Waymo Recalls Nearly 3,800 Robotaxis After One Drives Into Flooded Road
SAN ANTONIO/WASHINGTON (May 13, 2026) — Alphabet-owned Waymo has recalled its entire U.S. robotaxi fleet of 3,791 vehicles after a software defect allowed an autonomous vehicle to drive into a flooded, impassable roadway and be swept into a creek, federal safety regulators disclosed Tuesday. The recall, the company’s third since February 2024, adds to a growing body of regulatory actions that personal injury attorneys say warrants close scrutiny of the autonomous vehicle operator’s safety record and legal exposure.
Waymo Driving Into Flooded Zones
The recall traces back to an April 20 incident in San Antonio, where an unoccupied Waymo robotaxi encountered “an untraversable flooded section of a roadway.” Rather than routing around the danger, the vehicle proceeded into the floodwater at a reduced speed and was ultimately swept into Salado Creek. No passengers were on board, and no injuries were reported, but the car had to be recovered from the waterway days later.
The issue, according to the NHTSA, is that Waymo’s robotaxis were slowing but not stopping when encountering flooded roads they could not traverse. The distinction is legally significant: the vehicle detected a hazard but failed to execute an appropriate response — a gap between perception and action that lies at the heart of autonomous vehicle negligence analysis.
Waymo autonomous vehicles in Austin, Texas, were also recently seen on camera driving onto a flooded street and stalling, requiring other drivers to navigate around them. That separate incident, involving occupied vehicles, underscores that the software defect posed risks not only to Waymo’s property but potentially to passengers and other motorists.
For a free legal consultation, call (877) 735-7035
Scope of the Recall
Waymo filed the voluntary recall with NHTSA on April 30. It affects vehicles equipped with both fifth- and sixth-generation automated driving systems across all of Waymo’s operating cities: Phoenix, San Francisco, Los Angeles, Austin, San Antonio, and Atlanta.
As an interim measure, the Alphabet subsidiary has tightened its operational parameters by increasing weather-related constraints and updating its map data to restrict vehicle access to roads that may be affected by flooding. NHTSA documents confirm Waymo is still “developing the final remedy for this recall,” meaning no permanent software fix has yet been deployed.
The remedy will be delivered as an over-the-air software update, requiring no vehicle to visit a service center — a mechanism that, while efficient, means the fleet continues operating under an interim patch rather than a verified final fix.
Waymo’s Pattern of Safety Failures
The flooding recall does not exist in isolation. Regulators have accumulated a significant docket of safety actions against Waymo in recent months.

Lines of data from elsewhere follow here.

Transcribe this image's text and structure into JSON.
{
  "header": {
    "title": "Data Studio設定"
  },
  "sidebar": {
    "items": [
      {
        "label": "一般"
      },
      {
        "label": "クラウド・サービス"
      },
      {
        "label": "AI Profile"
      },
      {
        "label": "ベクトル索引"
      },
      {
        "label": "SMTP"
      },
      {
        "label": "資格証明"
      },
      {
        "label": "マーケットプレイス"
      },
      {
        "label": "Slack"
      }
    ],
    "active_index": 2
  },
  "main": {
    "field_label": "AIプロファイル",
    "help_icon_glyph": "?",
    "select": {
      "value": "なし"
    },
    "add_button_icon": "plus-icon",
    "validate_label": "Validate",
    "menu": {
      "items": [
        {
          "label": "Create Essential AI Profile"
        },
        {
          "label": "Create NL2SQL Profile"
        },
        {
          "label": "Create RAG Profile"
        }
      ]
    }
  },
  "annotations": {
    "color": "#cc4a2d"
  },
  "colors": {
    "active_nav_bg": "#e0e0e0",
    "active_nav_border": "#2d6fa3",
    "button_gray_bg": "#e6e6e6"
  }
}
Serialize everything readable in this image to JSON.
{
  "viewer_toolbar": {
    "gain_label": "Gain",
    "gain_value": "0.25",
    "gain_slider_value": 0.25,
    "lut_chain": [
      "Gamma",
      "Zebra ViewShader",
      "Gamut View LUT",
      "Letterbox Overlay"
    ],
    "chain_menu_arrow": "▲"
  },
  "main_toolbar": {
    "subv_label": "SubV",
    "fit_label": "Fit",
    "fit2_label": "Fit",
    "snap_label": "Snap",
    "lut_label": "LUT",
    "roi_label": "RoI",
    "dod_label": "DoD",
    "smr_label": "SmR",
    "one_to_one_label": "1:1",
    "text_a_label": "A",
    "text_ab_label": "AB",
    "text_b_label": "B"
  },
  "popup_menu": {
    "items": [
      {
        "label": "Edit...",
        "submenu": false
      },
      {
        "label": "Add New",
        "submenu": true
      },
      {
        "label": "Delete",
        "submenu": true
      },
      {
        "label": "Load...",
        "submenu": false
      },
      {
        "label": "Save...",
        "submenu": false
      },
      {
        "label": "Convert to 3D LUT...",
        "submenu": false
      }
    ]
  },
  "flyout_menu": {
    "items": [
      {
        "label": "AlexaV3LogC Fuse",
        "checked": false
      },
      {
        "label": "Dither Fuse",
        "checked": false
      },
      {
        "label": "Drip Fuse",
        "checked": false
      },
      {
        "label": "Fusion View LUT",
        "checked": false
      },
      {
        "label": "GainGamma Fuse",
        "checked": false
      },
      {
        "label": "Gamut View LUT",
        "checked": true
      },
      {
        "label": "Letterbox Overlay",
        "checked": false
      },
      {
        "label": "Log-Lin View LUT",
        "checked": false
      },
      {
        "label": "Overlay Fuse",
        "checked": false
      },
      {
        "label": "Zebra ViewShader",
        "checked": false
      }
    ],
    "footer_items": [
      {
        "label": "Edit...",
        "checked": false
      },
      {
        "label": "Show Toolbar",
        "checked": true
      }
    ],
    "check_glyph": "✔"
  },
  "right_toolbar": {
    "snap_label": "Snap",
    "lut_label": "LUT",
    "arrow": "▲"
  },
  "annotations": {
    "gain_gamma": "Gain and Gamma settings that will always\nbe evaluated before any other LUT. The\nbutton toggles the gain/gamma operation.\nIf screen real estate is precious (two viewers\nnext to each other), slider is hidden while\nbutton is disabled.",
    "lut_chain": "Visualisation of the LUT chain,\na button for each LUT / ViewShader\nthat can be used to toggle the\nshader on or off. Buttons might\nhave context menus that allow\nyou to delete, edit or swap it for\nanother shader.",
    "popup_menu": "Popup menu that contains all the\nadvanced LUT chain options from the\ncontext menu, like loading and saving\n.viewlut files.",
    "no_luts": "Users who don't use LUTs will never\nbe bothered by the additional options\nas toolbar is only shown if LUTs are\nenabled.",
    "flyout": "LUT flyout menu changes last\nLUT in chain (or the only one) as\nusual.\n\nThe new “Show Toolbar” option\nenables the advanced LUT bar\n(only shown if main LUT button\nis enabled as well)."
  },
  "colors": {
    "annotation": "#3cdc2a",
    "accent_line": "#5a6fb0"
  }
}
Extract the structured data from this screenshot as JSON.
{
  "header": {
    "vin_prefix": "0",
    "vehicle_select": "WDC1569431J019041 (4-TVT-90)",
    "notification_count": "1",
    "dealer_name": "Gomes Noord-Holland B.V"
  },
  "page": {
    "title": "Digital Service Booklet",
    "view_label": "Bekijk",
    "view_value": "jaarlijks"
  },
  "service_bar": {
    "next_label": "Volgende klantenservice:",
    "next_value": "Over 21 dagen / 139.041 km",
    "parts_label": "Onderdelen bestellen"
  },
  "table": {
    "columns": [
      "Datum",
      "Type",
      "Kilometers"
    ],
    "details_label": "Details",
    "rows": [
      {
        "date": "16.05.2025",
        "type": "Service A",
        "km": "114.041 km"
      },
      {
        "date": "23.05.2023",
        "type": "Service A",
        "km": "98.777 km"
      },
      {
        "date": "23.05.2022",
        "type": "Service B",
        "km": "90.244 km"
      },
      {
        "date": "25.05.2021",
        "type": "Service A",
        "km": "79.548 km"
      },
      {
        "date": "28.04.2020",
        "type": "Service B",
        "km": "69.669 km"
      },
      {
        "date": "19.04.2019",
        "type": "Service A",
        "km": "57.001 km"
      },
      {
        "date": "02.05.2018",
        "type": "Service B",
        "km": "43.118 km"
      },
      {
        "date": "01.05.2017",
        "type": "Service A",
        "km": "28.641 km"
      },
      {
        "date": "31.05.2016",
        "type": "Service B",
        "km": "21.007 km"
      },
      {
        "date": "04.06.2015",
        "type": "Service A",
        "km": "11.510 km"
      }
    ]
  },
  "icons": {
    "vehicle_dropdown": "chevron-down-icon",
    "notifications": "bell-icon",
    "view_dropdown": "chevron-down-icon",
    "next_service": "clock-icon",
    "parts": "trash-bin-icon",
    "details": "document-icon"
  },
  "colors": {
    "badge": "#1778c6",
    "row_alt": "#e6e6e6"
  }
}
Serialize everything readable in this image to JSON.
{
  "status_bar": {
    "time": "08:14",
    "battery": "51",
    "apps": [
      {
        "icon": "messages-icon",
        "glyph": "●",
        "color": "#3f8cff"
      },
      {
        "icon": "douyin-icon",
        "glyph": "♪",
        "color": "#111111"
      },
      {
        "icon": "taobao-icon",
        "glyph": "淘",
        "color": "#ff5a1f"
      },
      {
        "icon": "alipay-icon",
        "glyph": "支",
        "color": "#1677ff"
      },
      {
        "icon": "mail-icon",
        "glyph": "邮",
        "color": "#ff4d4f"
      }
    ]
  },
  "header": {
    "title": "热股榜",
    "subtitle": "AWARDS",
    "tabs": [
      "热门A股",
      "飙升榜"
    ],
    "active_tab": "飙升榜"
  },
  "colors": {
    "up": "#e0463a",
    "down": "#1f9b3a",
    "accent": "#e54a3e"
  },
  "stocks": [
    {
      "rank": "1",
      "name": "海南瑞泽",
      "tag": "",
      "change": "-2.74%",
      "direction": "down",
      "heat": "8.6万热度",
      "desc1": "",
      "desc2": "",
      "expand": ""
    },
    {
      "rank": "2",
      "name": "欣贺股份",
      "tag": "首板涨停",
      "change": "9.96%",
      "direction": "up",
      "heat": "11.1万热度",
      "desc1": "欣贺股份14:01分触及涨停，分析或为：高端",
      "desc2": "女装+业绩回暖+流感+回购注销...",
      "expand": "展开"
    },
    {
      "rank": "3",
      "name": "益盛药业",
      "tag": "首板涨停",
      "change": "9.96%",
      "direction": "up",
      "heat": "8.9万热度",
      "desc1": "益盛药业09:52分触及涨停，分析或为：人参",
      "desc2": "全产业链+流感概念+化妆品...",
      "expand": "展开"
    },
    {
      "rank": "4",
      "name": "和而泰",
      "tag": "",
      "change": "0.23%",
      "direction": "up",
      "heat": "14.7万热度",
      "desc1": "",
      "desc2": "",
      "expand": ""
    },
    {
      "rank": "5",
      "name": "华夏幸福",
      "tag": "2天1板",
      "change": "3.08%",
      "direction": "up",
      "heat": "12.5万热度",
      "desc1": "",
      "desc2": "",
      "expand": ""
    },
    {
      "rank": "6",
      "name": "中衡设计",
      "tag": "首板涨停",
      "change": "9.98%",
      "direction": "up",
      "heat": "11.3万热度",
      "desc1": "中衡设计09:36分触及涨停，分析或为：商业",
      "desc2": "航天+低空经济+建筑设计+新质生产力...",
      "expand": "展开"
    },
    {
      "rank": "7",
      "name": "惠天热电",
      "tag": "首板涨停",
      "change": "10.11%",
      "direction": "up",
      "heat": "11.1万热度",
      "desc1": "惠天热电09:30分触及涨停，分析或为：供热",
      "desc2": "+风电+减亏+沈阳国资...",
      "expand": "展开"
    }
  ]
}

NHTSA has an open investigation after a Waymo robotaxi struck a child near an elementary school in Santa Monica, California, on January 23. The vehicle was running on Waymo’s 5th Generation Automated Driving System with no human safety supervisor present. The child ran across the street from behind a double-parked SUV toward the school and was struck. The NHTSA’s preliminary evaluation will examine whether the Waymo Driver exercised appropriate caution given its proximity to an elementary school during drop-off hours.
As of April, the Austin Independent School District had documented at least 24 instances of Waymo vehicles illegally passing its school buses during the 2025–2026 school year, including incidents that occurred after a software update was deployed. The National Transportation Safety Board has opened a separate investigation into those violations.
Waymo also recalled 1,212 robotaxis in May 2025 over collisions with stationary roadway barriers such as chains and gates, following a NHTSA preliminary evaluation that cited at least seven incidents between December 2022 and April 2024. The company’s first ADS software recall came in February 2024 after two robotaxis in Phoenix separately struck the same improperly towed pickup truck.
Waymo said in a statement that “safety is our primary priority” and that it is working on “additional software safeguards,” including “refining extreme weather operations during periods of intense rain” and “limiting access to areas where flash flooding might occur.” The company said it was preparing to resume public rides in San Antonio.
Waymo did not respond to questions about the timeline for finalizing the permanent software remedy.